Zorgplicht
Er is naast de zorgplicht voor eenieder van de Wnb ook een zorgplicht van de eigenaar van een of meer bomen. Deze zorgplicht dient ter bescherming van medeburgers en hun eigendommen. De oorsprong van deze zorgplicht is te vinden de voorschriften over ‘onrechtmatige daad’ in Boek 6 van het Burgerlijk wetboek (BW), te weten artikel 6.162. De zorgplicht voor bomen betekent dat de boomeigenaar zijn boom moet onderhouden en regelmatig inspecteren ten behoeve van de veiligheid.
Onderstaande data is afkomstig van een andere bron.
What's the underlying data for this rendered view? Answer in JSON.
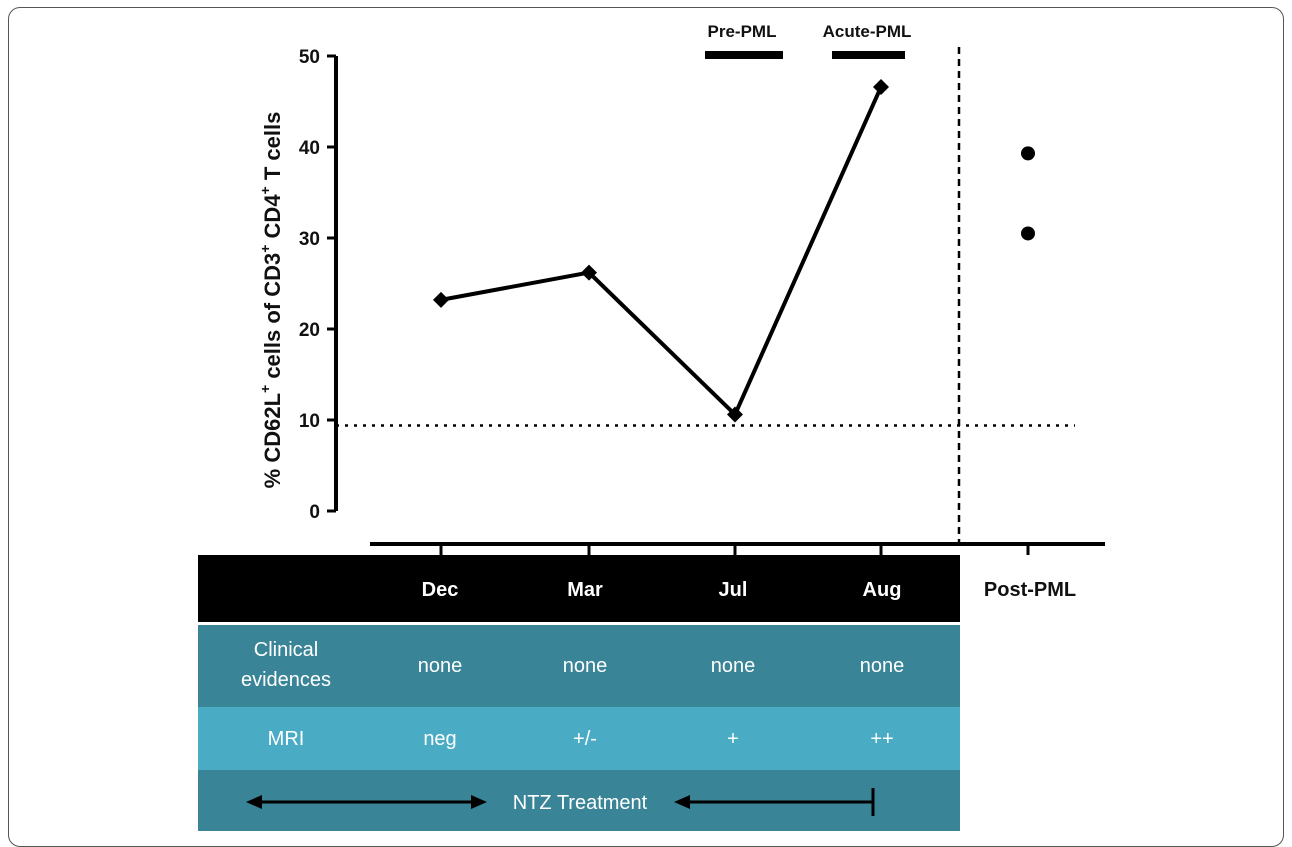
{
  "chart_data": {
    "type": "line",
    "ylabel_parts": [
      "% CD62L",
      "+",
      " cells of CD3",
      "+",
      " CD4",
      "+",
      " T cells"
    ],
    "ylim": [
      0,
      50
    ],
    "yticks": [
      "0",
      "10",
      "20",
      "30",
      "40",
      "50"
    ],
    "categories": [
      "Dec",
      "Mar",
      "Jul",
      "Aug",
      "Post-PML"
    ],
    "series": [
      {
        "marker": "diamond",
        "x": [
          "Dec",
          "Mar",
          "Jul",
          "Aug"
        ],
        "values": [
          23.2,
          26.2,
          10.6,
          46.6
        ]
      }
    ],
    "post_points": [
      39.3,
      30.5
    ],
    "threshold": 9.4,
    "phases": [
      {
        "label": "Pre-PML"
      },
      {
        "label": "Acute-PML"
      }
    ],
    "grid": false
  },
  "table": {
    "header": [
      "Dec",
      "Mar",
      "Jul",
      "Aug"
    ],
    "post_header": "Post-PML",
    "rows": [
      {
        "label_lines": [
          "Clinical",
          "evidences"
        ],
        "cells": [
          "none",
          "none",
          "none",
          "none"
        ]
      },
      {
        "label_lines": [
          "MRI"
        ],
        "cells": [
          "neg",
          "+/-",
          "+",
          "++"
        ]
      }
    ],
    "treatment_label": "NTZ  Treatment"
  },
  "colors": {
    "header_bg": "#000000",
    "row_clinical_bg": "#3a8498",
    "row_mri_bg": "#4aabc4",
    "row_treatment_bg": "#3a8498",
    "line": "#000000"
  }
}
Boomveiligheidscontrole (BVC)
De veiligheid van een boom wordt beoordeeld met behulp van een Visual Tree Assessment (VTA).  De veiligheid rond bomen is grotendeels afhankelijk van de stabiliteit van de boom. Met stabiliteit wordt niet alleen de vastheid van het wortelstelsel bedoeld, maar ook de sterkte van de stam, kroon en takken. De BVC-controle is daarom vooral gericht op het visueel beoordelen van de stabiliteit.
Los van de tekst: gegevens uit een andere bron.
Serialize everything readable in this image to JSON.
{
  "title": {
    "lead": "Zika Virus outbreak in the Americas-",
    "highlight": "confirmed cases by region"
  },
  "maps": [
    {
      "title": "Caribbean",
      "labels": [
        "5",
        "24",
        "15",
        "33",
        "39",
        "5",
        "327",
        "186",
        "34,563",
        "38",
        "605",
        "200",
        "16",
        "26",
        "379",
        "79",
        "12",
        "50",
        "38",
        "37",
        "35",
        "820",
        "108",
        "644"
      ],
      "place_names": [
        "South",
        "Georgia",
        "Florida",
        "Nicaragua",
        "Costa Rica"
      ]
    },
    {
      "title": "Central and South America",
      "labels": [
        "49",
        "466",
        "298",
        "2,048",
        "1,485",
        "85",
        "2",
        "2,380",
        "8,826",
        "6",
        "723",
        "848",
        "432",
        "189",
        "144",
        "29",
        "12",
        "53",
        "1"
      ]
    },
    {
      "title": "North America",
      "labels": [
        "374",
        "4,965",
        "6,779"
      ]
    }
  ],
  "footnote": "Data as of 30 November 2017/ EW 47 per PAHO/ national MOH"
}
De controle door een erkende BVC-deskundige voldoet. Verslaglegging is belangrijk. Een goede aanpak kan aansprakelijkheid voor de schade door toch ontstane ongevallen voorkomen.
In Hoofdstuk 4 van het Routeboek Stadsbomen in Beheer – een bijlage van de Nota Stadsbomen – doet de gemeente Den Haag uit de doeken hoe de Boomveiligheidscontrole wordt uitgevoerd en hoe per boom de risicocategorie wordt vastgesteld.
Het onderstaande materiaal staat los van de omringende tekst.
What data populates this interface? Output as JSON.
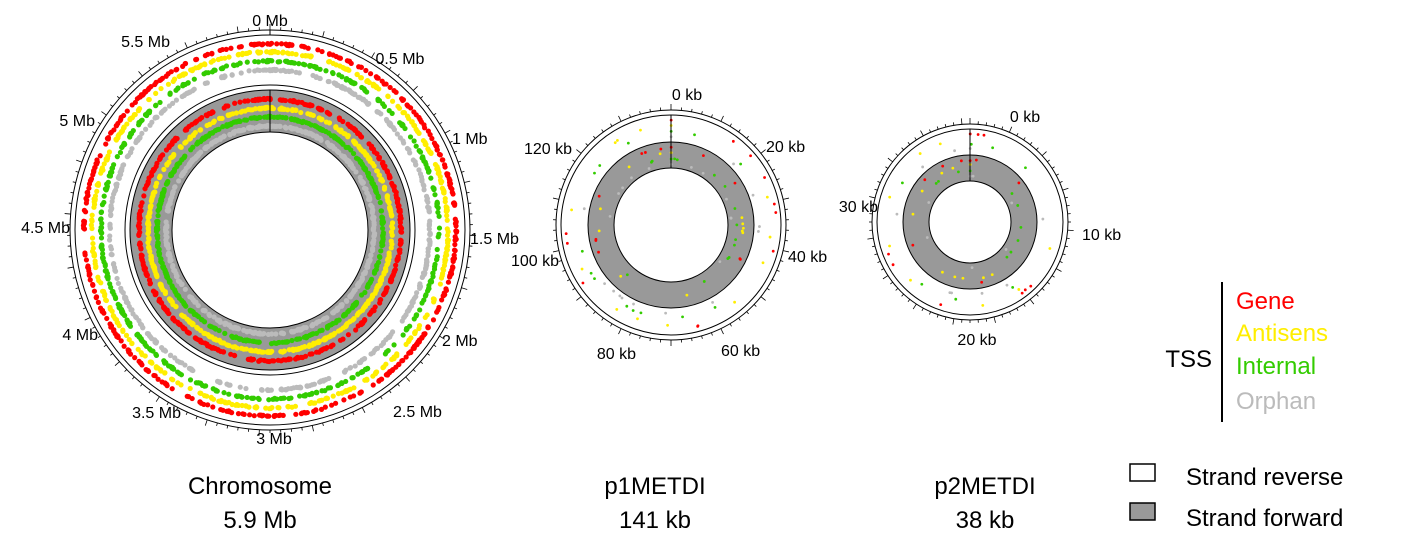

Op basis van rechtspraak wordt in de praktijk onderscheid gemaakt tussen:

  • algemene zorgplicht (systematische boomcontrole en zo nodig maatregelen)
  • verhoogde zorgplicht (jaarlijkse controle voor bomen met verhoogde gevaarzetting)
  • onderzoeksplicht (bomen waar uitwendige gebreken zijn vastgesteld die gevaar kunnen opleveren).

Doel is: maatregelen bepalen en uitvoeren om risico te minimaliseren.